Second element the visitors enjoyed was a short tour of the ranch on a swamp buggy. During the tour, Dr. Swain and Dr. Amartya Saha brought them to research pastures and introduced them to the multiple sensors collecting crucial environmental data, particularly the very advanced ‘eddy flux towers’ that track emissions of CO2 and methane, both greenhouse gases. Of course, the tour was also the occasion for visitors to observe typical Florida wildlife including many bird species, American Alligator, White-Tailed Deer, and feral pigs. Visitors from Europe found the landscapes quite exotic—especially the presence of palm forests and alligators in ditches—two Danish researchers commented they, “felt they were on a safari trip, and had no idea that a cattle ranch could appear so wild and support a wide range of reptiles and birds.”  Most participants said the buggy trips were a memorable, unique experience

Third element of the tour was the visitors got to meet with a Florida cattleman, Gene Lollis—Archbold’s Ranch Manager—and listen to his accounts of Ranch operations as one of the top 20 beef cow/calf producers in Florida. For international visitors, this was the occasion to learn more about what a cow-calf operation is and how a typical Florida cattle ranch is managed. Gene brought visitors to the cow pens and answered questions related to day-to-day management of a cattle ranch. Discussions arose on the public’s conception of beef being environmentally harmful, with a message that it depends on the source of the beef, and how free ranging livestock is raised on natural grasslands can be better than irrigating and heavily fertilizing these same lands to grow crops. Staff’s impression was very few conference attendees knew about ranching in Florida before the meeting and left with a new appreciation of the role of grazing lands in Florida in agriculture and conservation.

Dr. DeLong expressed great appreciation to all the Archbold staff who also assisted. Dr. Saha, Haoyu Li, and Lacey Leitner helped with the swamp buggy tours, and ranch and station facilities staff prepared the space and managed all the refreshments and a cheerful bag lunch. Various colleagues from University of Florida also participated including Dr.

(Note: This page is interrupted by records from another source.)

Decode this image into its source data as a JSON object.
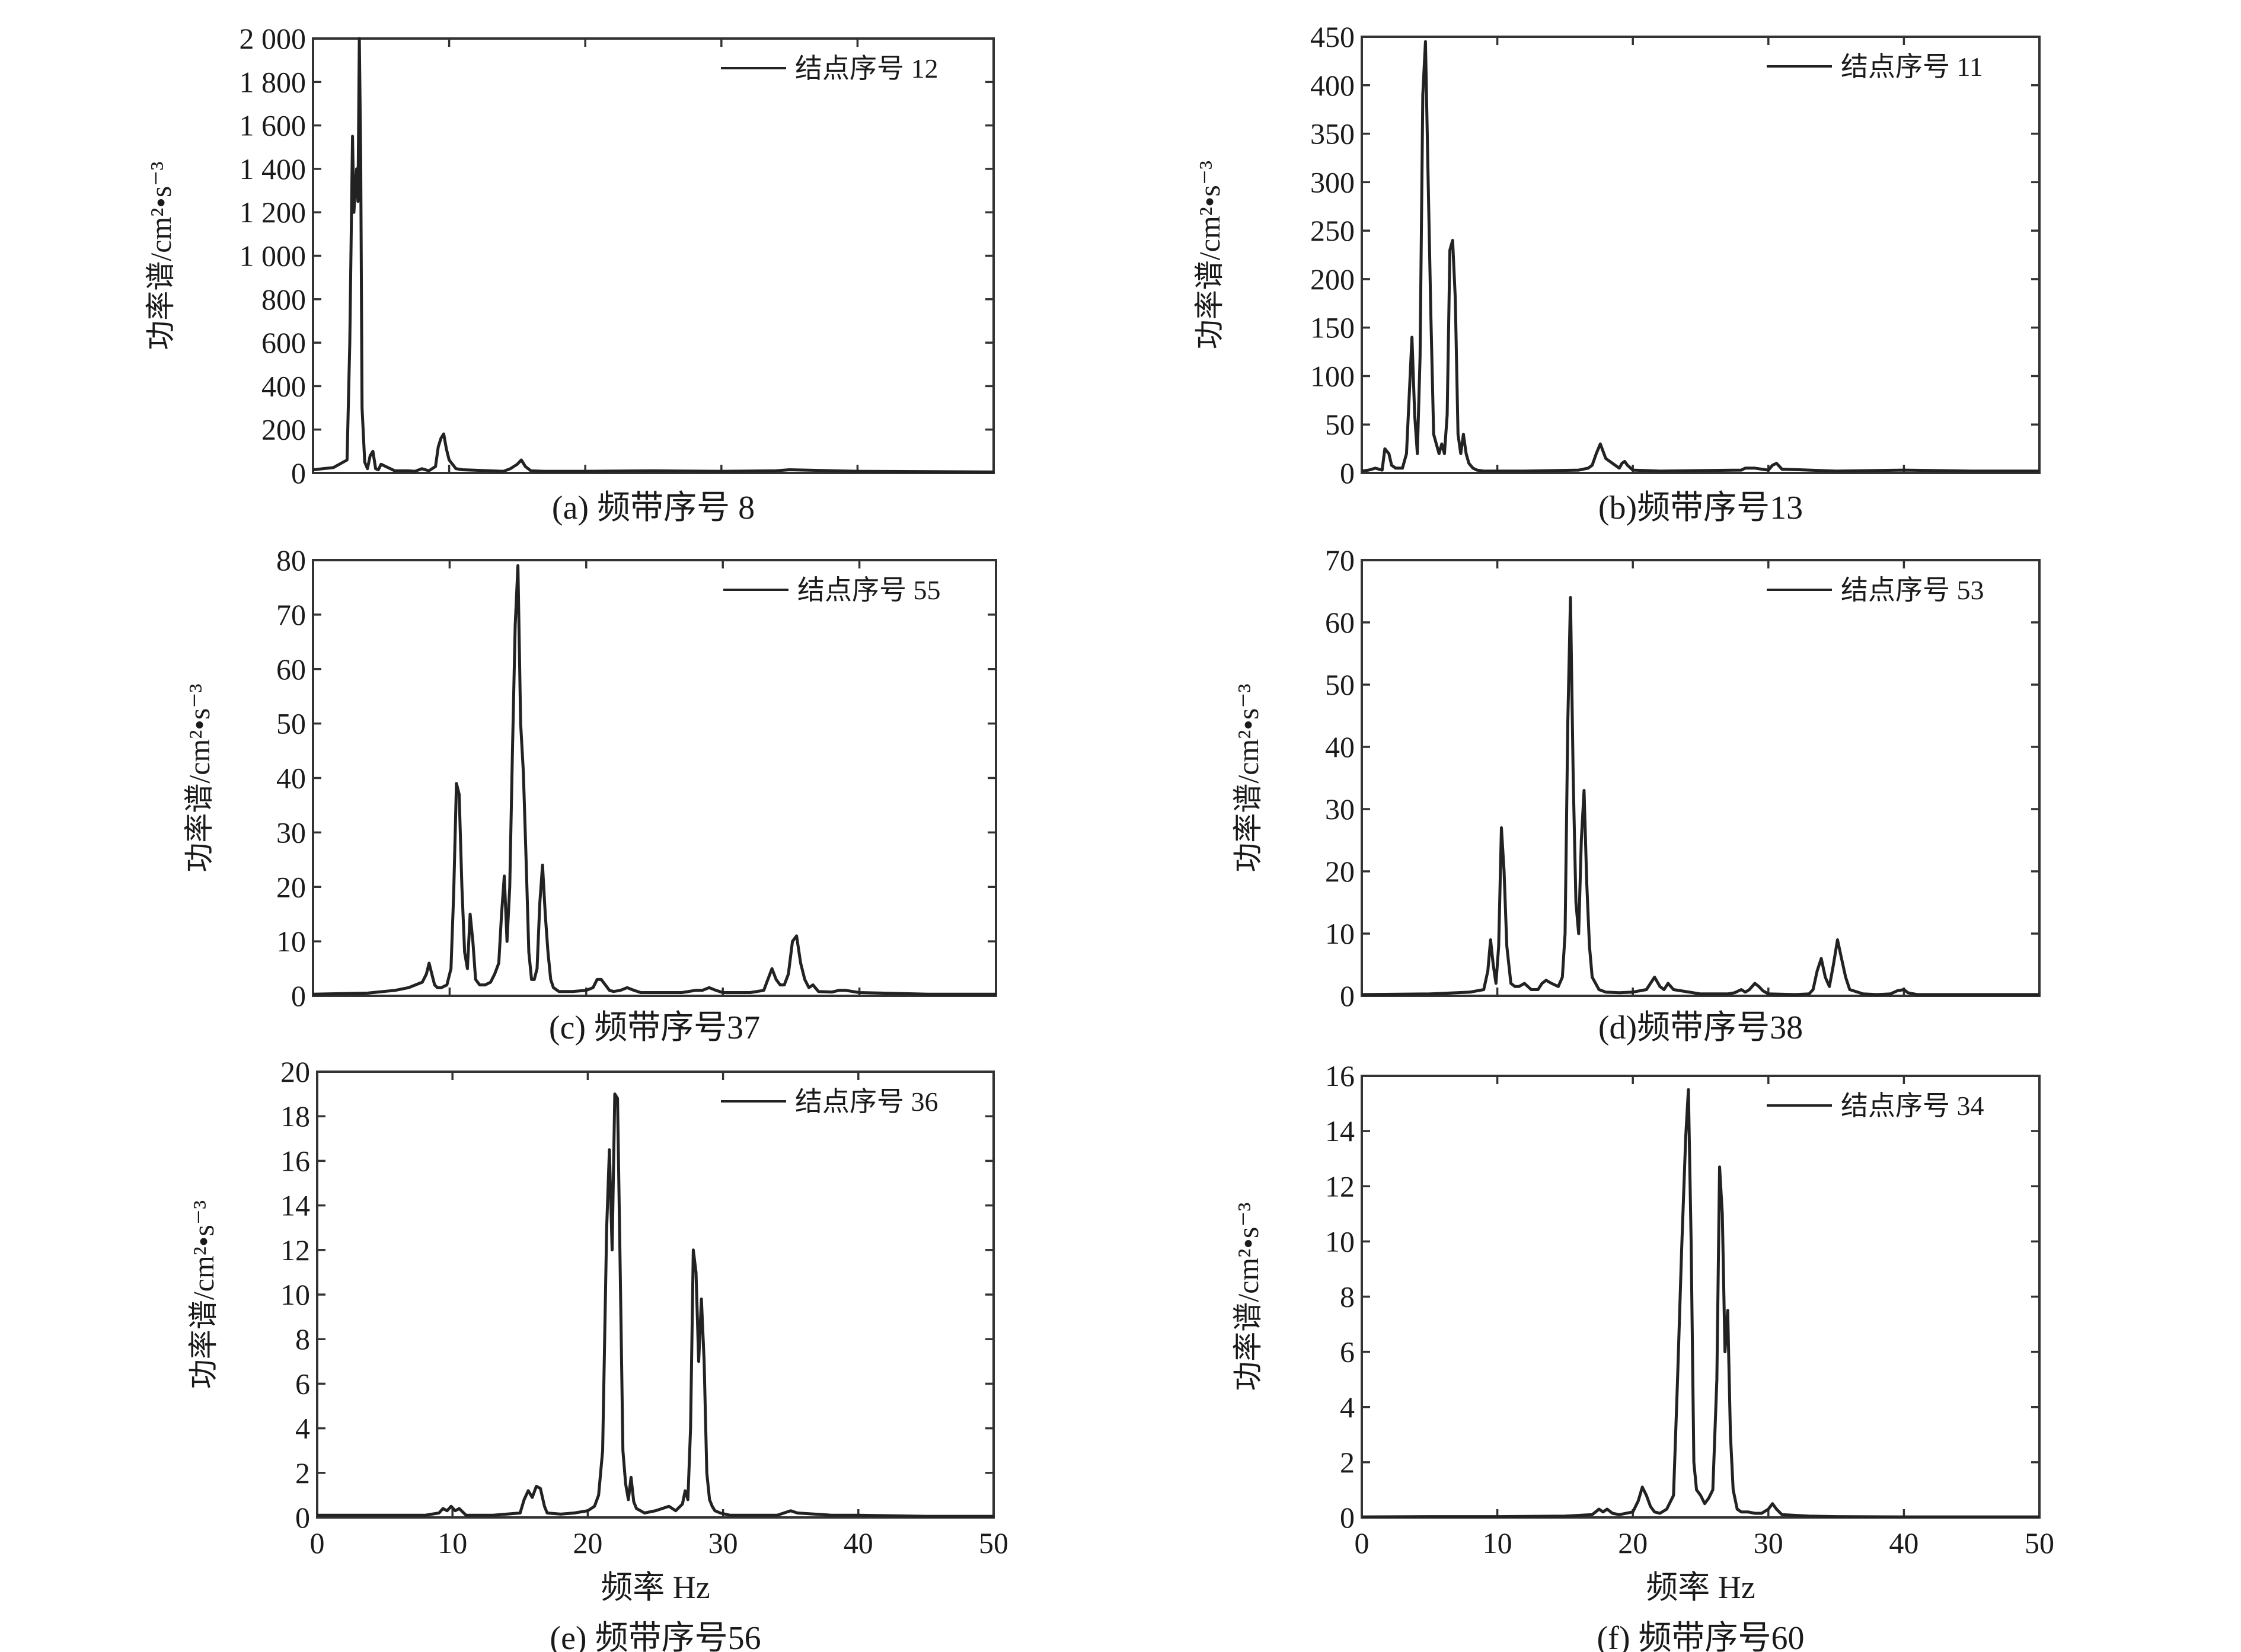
{
  "figure": {
    "xaxis_label": "频率 Hz",
    "panels": [
      {
        "caption": "(a) 频带序号 8",
        "legend": "结点序号 12",
        "ylabel": "功率谱/cm²•s⁻³",
        "ytick_labels": [
          "0",
          "200",
          "400",
          "600",
          "800",
          "1 000",
          "1 200",
          "1 400",
          "1 600",
          "1 800",
          "2 000"
        ],
        "xtick_labels": []
      },
      {
        "caption": "(b)频带序号13",
        "legend": "结点序号 11",
        "ylabel": "功率谱/cm²•s⁻³",
        "ytick_labels": [
          "0",
          "50",
          "100",
          "150",
          "200",
          "250",
          "300",
          "350",
          "400",
          "450"
        ],
        "xtick_labels": []
      },
      {
        "caption": "(c) 频带序号37",
        "legend": "结点序号 55",
        "ylabel": "功率谱/cm²•s⁻³",
        "ytick_labels": [
          "0",
          "10",
          "20",
          "30",
          "40",
          "50",
          "60",
          "70",
          "80"
        ],
        "xtick_labels": []
      },
      {
        "caption": "(d)频带序号38",
        "legend": "结点序号 53",
        "ylabel": "功率谱/cm²•s⁻³",
        "ytick_labels": [
          "0",
          "10",
          "20",
          "30",
          "40",
          "50",
          "60",
          "70"
        ],
        "xtick_labels": []
      },
      {
        "caption": "(e) 频带序号56",
        "legend": "结点序号 36",
        "ylabel": "功率谱/cm²•s⁻³",
        "ytick_labels": [
          "0",
          "2",
          "4",
          "6",
          "8",
          "10",
          "12",
          "14",
          "16",
          "18",
          "20"
        ],
        "xtick_labels": [
          "0",
          "10",
          "20",
          "30",
          "40",
          "50"
        ],
        "xlabel": "频率 Hz"
      },
      {
        "caption": "(f) 频带序号60",
        "legend": "结点序号 34",
        "ylabel": "功率谱/cm²•s⁻³",
        "ytick_labels": [
          "0",
          "2",
          "4",
          "6",
          "8",
          "10",
          "12",
          "14",
          "16"
        ],
        "xtick_labels": [
          "0",
          "10",
          "20",
          "30",
          "40",
          "50"
        ],
        "xlabel": "频率 Hz"
      }
    ]
  },
  "chart_data": [
    {
      "type": "line",
      "xlim": [
        0,
        50
      ],
      "ylim": [
        0,
        2000
      ],
      "series": [
        {
          "name": "结点序号 12",
          "x": [
            0,
            1.5,
            2.5,
            2.7,
            2.9,
            3.0,
            3.2,
            3.3,
            3.4,
            3.5,
            3.6,
            3.8,
            4.0,
            4.2,
            4.4,
            4.6,
            4.8,
            5.0,
            6,
            7,
            7.5,
            8,
            8.5,
            9,
            9.2,
            9.4,
            9.6,
            9.8,
            10,
            10.5,
            11,
            13,
            14,
            14.5,
            15,
            15.3,
            15.6,
            16,
            17,
            20,
            25,
            30,
            34,
            35,
            40,
            50
          ],
          "y": [
            15,
            25,
            60,
            600,
            1550,
            1200,
            1400,
            1250,
            2000,
            1450,
            300,
            50,
            20,
            80,
            100,
            20,
            15,
            40,
            10,
            10,
            8,
            20,
            10,
            30,
            120,
            160,
            180,
            110,
            60,
            20,
            15,
            10,
            8,
            20,
            40,
            60,
            30,
            10,
            8,
            8,
            10,
            8,
            10,
            15,
            8,
            5
          ]
        }
      ]
    },
    {
      "type": "line",
      "xlim": [
        0,
        50
      ],
      "ylim": [
        0,
        450
      ],
      "series": [
        {
          "name": "结点序号 11",
          "x": [
            0,
            0.5,
            1,
            1.5,
            1.7,
            2.0,
            2.2,
            2.5,
            3,
            3.3,
            3.5,
            3.7,
            3.9,
            4.1,
            4.3,
            4.5,
            4.7,
            4.9,
            5.1,
            5.3,
            5.5,
            5.7,
            5.9,
            6.1,
            6.3,
            6.5,
            6.7,
            6.9,
            7.1,
            7.3,
            7.5,
            7.7,
            7.9,
            8.2,
            8.5,
            9,
            10,
            12,
            16,
            16.7,
            17,
            17.3,
            17.6,
            18,
            19,
            19.2,
            19.4,
            19.6,
            20,
            22,
            28,
            28.3,
            29,
            30,
            30.3,
            30.6,
            31,
            35,
            40,
            45,
            50
          ],
          "y": [
            2,
            3,
            5,
            3,
            25,
            20,
            8,
            5,
            5,
            20,
            80,
            140,
            60,
            20,
            120,
            390,
            445,
            300,
            160,
            40,
            30,
            20,
            30,
            20,
            60,
            230,
            240,
            180,
            40,
            20,
            40,
            20,
            10,
            5,
            3,
            2,
            2,
            2,
            3,
            5,
            8,
            20,
            30,
            15,
            5,
            10,
            12,
            8,
            3,
            2,
            3,
            5,
            5,
            3,
            8,
            10,
            4,
            2,
            3,
            2,
            2
          ]
        }
      ]
    },
    {
      "type": "line",
      "xlim": [
        0,
        50
      ],
      "ylim": [
        0,
        80
      ],
      "series": [
        {
          "name": "结点序号 55",
          "x": [
            0,
            4,
            6,
            7,
            8,
            8.3,
            8.5,
            8.7,
            8.9,
            9.1,
            9.4,
            9.8,
            10.1,
            10.3,
            10.5,
            10.7,
            10.9,
            11.1,
            11.3,
            11.5,
            11.7,
            11.9,
            12.2,
            12.6,
            13,
            13.3,
            13.6,
            13.8,
            14.0,
            14.2,
            14.4,
            14.6,
            14.8,
            15.0,
            15.2,
            15.4,
            15.6,
            15.8,
            16.0,
            16.2,
            16.4,
            16.6,
            16.8,
            17.0,
            17.2,
            17.4,
            17.6,
            18,
            19,
            20,
            20.5,
            20.8,
            21.1,
            21.4,
            21.7,
            22,
            22.5,
            23,
            23.5,
            24,
            27,
            28,
            28.5,
            29,
            29.5,
            30,
            32,
            33,
            33.3,
            33.6,
            33.9,
            34.2,
            34.5,
            34.8,
            35.1,
            35.4,
            35.7,
            36,
            36.3,
            36.6,
            37,
            38,
            38.5,
            39,
            39.5,
            40,
            45,
            50
          ],
          "y": [
            0.3,
            0.5,
            1,
            1.5,
            2.5,
            4,
            6,
            4,
            2,
            1.5,
            1.5,
            2,
            5,
            19,
            39,
            37,
            20,
            8,
            5,
            15,
            10,
            3,
            2,
            2,
            2.5,
            4,
            6,
            15,
            22,
            10,
            20,
            45,
            68,
            79,
            50,
            41,
            25,
            8,
            3,
            3,
            5,
            17,
            24,
            15,
            8,
            3,
            1.5,
            0.8,
            0.8,
            1,
            1.5,
            3,
            3,
            2,
            1,
            0.8,
            1,
            1.5,
            1,
            0.6,
            0.6,
            1,
            1,
            1.5,
            1,
            0.6,
            0.6,
            1,
            3,
            5,
            3,
            2,
            2,
            4,
            10,
            11,
            6,
            3,
            1.5,
            2,
            0.8,
            0.7,
            1,
            1,
            0.8,
            0.6,
            0.3,
            0.3
          ]
        }
      ]
    },
    {
      "type": "line",
      "xlim": [
        0,
        50
      ],
      "ylim": [
        0,
        70
      ],
      "series": [
        {
          "name": "结点序号 53",
          "x": [
            0,
            5,
            8,
            9,
            9.3,
            9.5,
            9.7,
            9.9,
            10.1,
            10.3,
            10.5,
            10.7,
            11,
            11.3,
            11.6,
            12,
            12.5,
            13,
            13.3,
            13.6,
            14,
            14.5,
            14.8,
            15.0,
            15.2,
            15.4,
            15.6,
            15.8,
            16.0,
            16.2,
            16.4,
            16.6,
            16.8,
            17,
            17.5,
            18,
            19,
            20,
            21,
            21.3,
            21.6,
            22,
            22.3,
            22.6,
            23,
            25,
            27,
            27.5,
            28,
            28.3,
            28.6,
            29,
            29.3,
            29.6,
            30,
            32,
            33,
            33.3,
            33.6,
            33.9,
            34.2,
            34.5,
            34.8,
            35.1,
            35.4,
            35.7,
            36,
            37,
            38,
            39,
            39.5,
            40,
            40.3,
            41,
            45,
            50
          ],
          "y": [
            0.2,
            0.3,
            0.6,
            1,
            4,
            9,
            5,
            2,
            8,
            27,
            20,
            8,
            2,
            1.5,
            1.5,
            2,
            1,
            1,
            2,
            2.5,
            2,
            1.5,
            3,
            10,
            44,
            64,
            35,
            15,
            10,
            25,
            33,
            18,
            8,
            3,
            1,
            0.6,
            0.5,
            0.6,
            1,
            2,
            3,
            1.5,
            1,
            2,
            1,
            0.3,
            0.3,
            0.5,
            1,
            0.6,
            1,
            2,
            1.5,
            0.8,
            0.3,
            0.2,
            0.3,
            1,
            4,
            6,
            3,
            1.5,
            5,
            9,
            6,
            3,
            1,
            0.3,
            0.2,
            0.3,
            0.8,
            1,
            0.5,
            0.2,
            0.2,
            0.2
          ]
        }
      ]
    },
    {
      "type": "line",
      "xlim": [
        0,
        50
      ],
      "ylim": [
        0,
        20
      ],
      "series": [
        {
          "name": "结点序号 36",
          "x": [
            0,
            3,
            5,
            8,
            9,
            9.3,
            9.6,
            9.9,
            10.2,
            10.5,
            11,
            13,
            15,
            15.3,
            15.6,
            15.9,
            16.2,
            16.5,
            16.8,
            17,
            18,
            19,
            20,
            20.5,
            20.8,
            21.1,
            21.4,
            21.6,
            21.8,
            22.0,
            22.2,
            22.4,
            22.6,
            22.8,
            23.0,
            23.2,
            23.4,
            23.6,
            23.9,
            24.2,
            25,
            26,
            26.5,
            27,
            27.2,
            27.4,
            27.6,
            27.8,
            28.0,
            28.2,
            28.4,
            28.6,
            28.8,
            29.0,
            29.2,
            29.4,
            29.8,
            30.5,
            32,
            33,
            34,
            34.5,
            35,
            35.5,
            38,
            40,
            45,
            50
          ],
          "y": [
            0.1,
            0.1,
            0.1,
            0.1,
            0.2,
            0.4,
            0.3,
            0.5,
            0.3,
            0.4,
            0.1,
            0.1,
            0.2,
            0.8,
            1.2,
            0.9,
            1.4,
            1.3,
            0.5,
            0.2,
            0.15,
            0.2,
            0.3,
            0.5,
            1,
            3,
            13,
            16.5,
            12,
            19,
            18.8,
            11,
            3,
            1.5,
            0.8,
            1.8,
            0.7,
            0.4,
            0.3,
            0.2,
            0.3,
            0.5,
            0.3,
            0.6,
            1.2,
            0.8,
            4,
            12,
            11,
            7,
            9.8,
            7,
            2,
            0.8,
            0.5,
            0.3,
            0.2,
            0.1,
            0.1,
            0.1,
            0.1,
            0.2,
            0.3,
            0.2,
            0.1,
            0.1,
            0.05,
            0.05
          ]
        }
      ]
    },
    {
      "type": "line",
      "xlim": [
        0,
        50
      ],
      "ylim": [
        0,
        16
      ],
      "series": [
        {
          "name": "结点序号 34",
          "x": [
            0,
            5,
            10,
            15,
            17,
            17.5,
            17.8,
            18.1,
            18.5,
            19,
            20,
            20.4,
            20.7,
            21.0,
            21.3,
            21.6,
            22,
            22.5,
            23,
            23.3,
            23.6,
            23.9,
            24.1,
            24.3,
            24.5,
            24.7,
            25.0,
            25.3,
            25.6,
            25.9,
            26.2,
            26.4,
            26.6,
            26.8,
            27.0,
            27.2,
            27.4,
            27.7,
            28,
            28.5,
            29,
            29.5,
            30,
            30.3,
            30.6,
            31,
            33,
            35,
            40,
            45,
            50
          ],
          "y": [
            0.02,
            0.03,
            0.03,
            0.05,
            0.1,
            0.3,
            0.2,
            0.3,
            0.15,
            0.1,
            0.2,
            0.6,
            1.1,
            0.8,
            0.4,
            0.2,
            0.15,
            0.3,
            0.8,
            5,
            9.7,
            13.8,
            15.5,
            10,
            2,
            1,
            0.8,
            0.5,
            0.7,
            1,
            5,
            12.7,
            11,
            6,
            7.5,
            3,
            1,
            0.3,
            0.2,
            0.2,
            0.15,
            0.15,
            0.3,
            0.5,
            0.3,
            0.1,
            0.05,
            0.03,
            0.02,
            0.02,
            0.02
          ]
        }
      ]
    }
  ]
}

Rosvel Bracho and Dr. Marta Kohmann, who joined us from the University of Florida Range Cattle Research Center in Ona.  Dr. DeLong added, “It was a wonderful opportunity for us all to meet and interact with such an international crowd of fellow researchers, attendees, and experts. We were able to create new relationships, share what we do at Buck Island Ranch, and enhance the attendees’ knowledge of greenhouse gases and animal agriculture. We have a fairly international staff here at Archbold and it was exciting to make connections with researchers from so many other countries.”

Dr. Nicolas DiLorenzo, from the University of Florida IFAS North Florida Research & Education Center in Marianna, and one of the main conference organizers sent a kind acknowledgement to Archbold, “Thank you and all of your staff for an outstanding tour! I have heard a lot of compliments about the tour and the conversations generated around that it that were excellent. It was a great experience for our international participants at the conference, but also for me since it was my first time at the Archbold Biological Station.” Dr. Swain added in response, “Organizing this tour was a valuable experience for us and our participation has spread the message of our important, relevant research, increasing recognition for Archbold and Florida working landscapes around the globe.”